After a very long delay three despatches from Italy have arrived in the present week, and with them those of the Senate of the 16th, 23rd and 30th ult. The new ambassador Carr is getting ready with the better will because the physicians make him believe that a change of climate and that of Venice in particular will be very beneficial for some complaint from which he suffers. I will not forget in due time to perform the offices proper to preserve a friendly union between the king here and the United Provinces of Holland.
London, the 27th January, 1633. M.V.
[Italian ; the part in italics deciphered.]
Jan. 30.
Senato, Secreta. Dispacci. Signori Stati.
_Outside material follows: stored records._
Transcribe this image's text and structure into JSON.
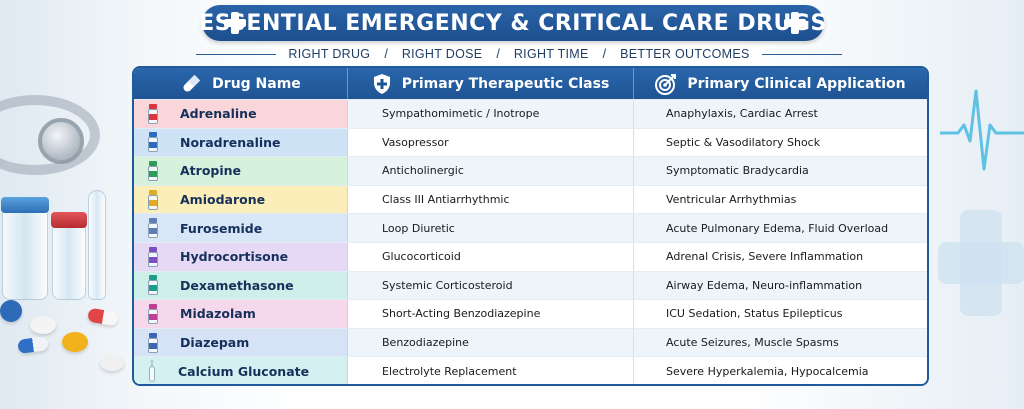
{
  "header": {
    "title": "ESSENTIAL EMERGENCY & CRITICAL CARE DRUGS",
    "tagline": [
      "RIGHT DRUG",
      "RIGHT DOSE",
      "RIGHT TIME",
      "BETTER OUTCOMES"
    ],
    "separator": "/"
  },
  "table": {
    "columns": [
      {
        "label": "Drug Name",
        "icon": "pill-icon"
      },
      {
        "label": "Primary Therapeutic Class",
        "icon": "shield-plus-icon"
      },
      {
        "label": "Primary Clinical Application",
        "icon": "target-icon"
      }
    ],
    "rows": [
      {
        "drug": "Adrenaline",
        "class": "Sympathomimetic / Inotrope",
        "application": "Anaphylaxis, Cardiac Arrest",
        "tint": "#f9d6d9",
        "cap": "#d9363e",
        "icon": "vial-icon"
      },
      {
        "drug": "Noradrenaline",
        "class": "Vasopressor",
        "application": "Septic & Vasodilatory Shock",
        "tint": "#cfe3f7",
        "cap": "#2c6cc0",
        "icon": "vial-icon"
      },
      {
        "drug": "Atropine",
        "class": "Anticholinergic",
        "application": "Symptomatic Bradycardia",
        "tint": "#d6f1dc",
        "cap": "#2e9c59",
        "icon": "vial-icon"
      },
      {
        "drug": "Amiodarone",
        "class": "Class III Antiarrhythmic",
        "application": "Ventricular Arrhythmias",
        "tint": "#fbeeb9",
        "cap": "#e0a92a",
        "icon": "vial-icon"
      },
      {
        "drug": "Furosemide",
        "class": "Loop Diuretic",
        "application": "Acute Pulmonary Edema, Fluid Overload",
        "tint": "#d8e6f8",
        "cap": "#5f7fb3",
        "icon": "vial-icon"
      },
      {
        "drug": "Hydrocortisone",
        "class": "Glucocorticoid",
        "application": "Adrenal Crisis, Severe Inflammation",
        "tint": "#e5d9f6",
        "cap": "#7b4fc2",
        "icon": "vial-icon"
      },
      {
        "drug": "Dexamethasone",
        "class": "Systemic Corticosteroid",
        "application": "Airway Edema, Neuro-inflammation",
        "tint": "#cdeee9",
        "cap": "#1f9b8b",
        "icon": "vial-icon"
      },
      {
        "drug": "Midazolam",
        "class": "Short-Acting Benzodiazepine",
        "application": "ICU Sedation, Status Epilepticus",
        "tint": "#f6d8ec",
        "cap": "#bf3f92",
        "icon": "vial-icon"
      },
      {
        "drug": "Diazepam",
        "class": "Benzodiazepine",
        "application": "Acute Seizures, Muscle Spasms",
        "tint": "#d6e3f6",
        "cap": "#3c66b4",
        "icon": "vial-icon"
      },
      {
        "drug": "Calcium Gluconate",
        "class": "Electrolyte Replacement",
        "application": "Severe Hyperkalemia, Hypocalcemia",
        "tint": "#d5f0f1",
        "cap": "#7fb8c6",
        "icon": "ampoule-icon"
      }
    ]
  },
  "colors": {
    "brand": "#1f5a9c",
    "ecg": "#5fc1e3"
  }
}
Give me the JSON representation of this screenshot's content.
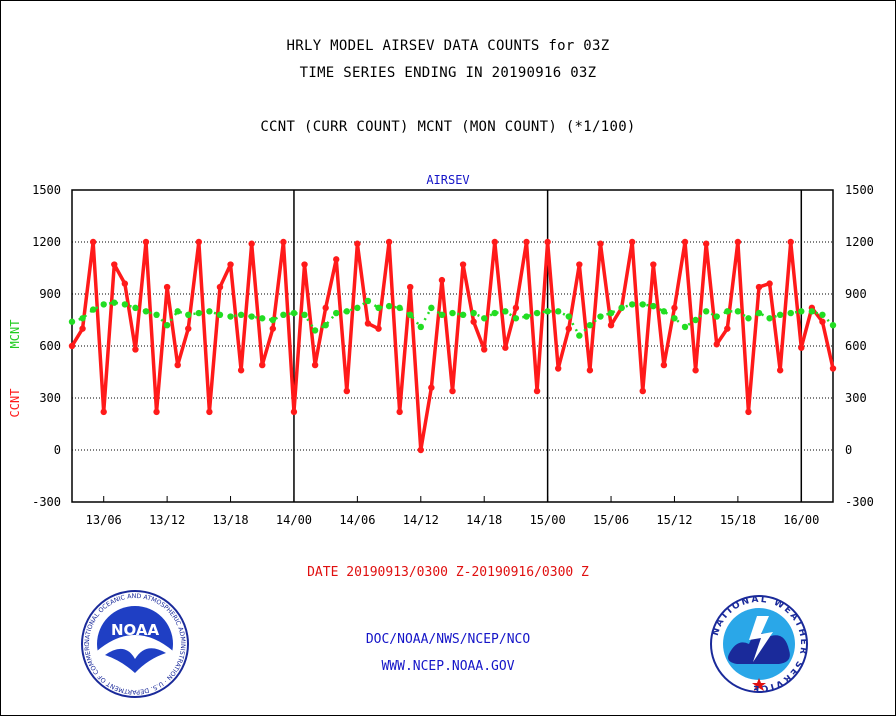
{
  "header": {
    "title_line1": "HRLY MODEL AIRSEV DATA COUNTS for 03Z",
    "title_line2": "TIME SERIES ENDING IN 20190916 03Z",
    "subtitle": "CCNT (CURR COUNT) MCNT (MON COUNT) (*1/100)"
  },
  "footer": {
    "date_range": "DATE 20190913/0300 Z-20190916/0300 Z",
    "org_path": "DOC/NOAA/NWS/NCEP/NCO",
    "website": "WWW.NCEP.NOAA.GOV"
  },
  "logos": {
    "left": {
      "text": "NOAA",
      "ring_text": "NATIONAL OCEANIC AND ATMOSPHERIC ADMINISTRATION · U.S. DEPARTMENT OF COMMERCE"
    },
    "right": {
      "ring_text": "NATIONAL WEATHER SERVICE"
    }
  },
  "colors": {
    "ccnt": "#ff1a1a",
    "mcnt": "#22dd22",
    "title_blue": "#1515c8",
    "date_red": "#e01010"
  },
  "chart_data": {
    "type": "line",
    "title": "AIRSEV",
    "ylabel_left": "CCNT",
    "ylabel_right": "MCNT",
    "ylim": [
      -300,
      1500
    ],
    "yticks": [
      -300,
      0,
      300,
      600,
      900,
      1200,
      1500
    ],
    "ytick_labels": [
      "-300",
      "0",
      "300",
      "600",
      "900",
      "1200",
      "1500"
    ],
    "xlim": [
      0,
      72
    ],
    "xticks": [
      3,
      9,
      15,
      21,
      27,
      33,
      39,
      45,
      51,
      57,
      63,
      69
    ],
    "xtick_labels": [
      "13/06",
      "13/12",
      "13/18",
      "14/00",
      "14/06",
      "14/12",
      "14/18",
      "15/00",
      "15/06",
      "15/12",
      "15/18",
      "16/00"
    ],
    "day_boundaries": [
      21,
      45,
      69
    ],
    "grid": true,
    "series": [
      {
        "name": "CCNT",
        "values": [
          600,
          700,
          1200,
          220,
          1070,
          960,
          580,
          1200,
          220,
          940,
          490,
          700,
          1200,
          220,
          940,
          1070,
          460,
          1190,
          490,
          700,
          1200,
          220,
          1070,
          490,
          820,
          1100,
          340,
          1190,
          730,
          700,
          1200,
          220,
          940,
          0,
          360,
          980,
          340,
          1070,
          740,
          580,
          1200,
          590,
          820,
          1200,
          340,
          1200,
          470,
          700,
          1070,
          460,
          1190,
          720,
          820,
          1200,
          340,
          1070,
          490,
          820,
          1200,
          460,
          1190,
          610,
          700,
          1200,
          220,
          940,
          960,
          460,
          1200,
          590,
          820,
          740,
          470
        ]
      },
      {
        "name": "MCNT",
        "values": [
          740,
          760,
          810,
          840,
          850,
          840,
          820,
          800,
          780,
          720,
          800,
          780,
          790,
          800,
          780,
          770,
          780,
          770,
          760,
          750,
          780,
          790,
          780,
          690,
          720,
          790,
          800,
          820,
          860,
          820,
          830,
          820,
          780,
          710,
          820,
          780,
          790,
          780,
          790,
          760,
          790,
          800,
          760,
          770,
          790,
          800,
          800,
          770,
          660,
          720,
          770,
          790,
          820,
          840,
          840,
          830,
          800,
          760,
          710,
          750,
          800,
          770,
          800,
          800,
          760,
          790,
          760,
          780,
          790,
          800,
          800,
          780,
          720
        ]
      }
    ]
  }
}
Venetian Archives.
246. Alvise Contarini, Venetian Ambassador in the Netherlands, to the Doge and Senate.
The news from England that the king had forbidden other ships than his own to take goods to these Provinces has not been verified, although the order has been renewed that none but English may bring cloth. Here they say that the more they try to preserve friendship with that crown the more difficulties they encounter, because when they have yielded and given satisfaction in one thing, another demand is made, and so it is necessary for them to show their teeth sometimes in order that they may not be trodden upon. I tried to persuade my informant that it was necessary to treat with mildness, to avoid a rupture with neighbouring and friendly princes, which would only be helping the Spaniards, who desire nothing better than to see them at blows.
The Hague, the 30th January, 1633 [M.V.]
Jan 31.
Senato, Secreta. Deliberazioni. Rettori. Venetian Archives.
247. To the Inquisitor Basadonna in the Fleet.
Upon the two enclosed petitions of John Hobson, English merchant, as we propose to accept his offer to give a proper security for the sum in question we direct you to receive and keep him secure on his arrival without subjecting him to the ban, to make enquiry about his allegations and do all that justice requires. You will punish the guilty or caluminators in a proper manner.
That the Presidents for the raising of public money, in conformity with the representations of John Hobson, shall receive pledges from him for 4400 reals, which with 2000 reals already paid for his sentence make up the 6400 reals offered as a pledge in his petition. That Hobson be informed of this decision so that he may present the pledges within ten days, and within twenty days submit himself to the Inquisitor Basadonna, and that his process be restored to him to use as he sees fit.
Ayes, 95. Noes, 1. Neutral, 6.
On the 3rd February.
The said papers were consigned to Hobson.


  • 1. The Masque was performed at Court on the 14th Feb. by the gentlemen of the Inns of Court, and repeated on the 23rd after a Supper at which the Lord Mayor entertained the King and Queen at Merchant Taylors Hall. Cal. S.P. Dom. 1633-4, page 464.
  • 2. Udenheim the original name of Philipsburg.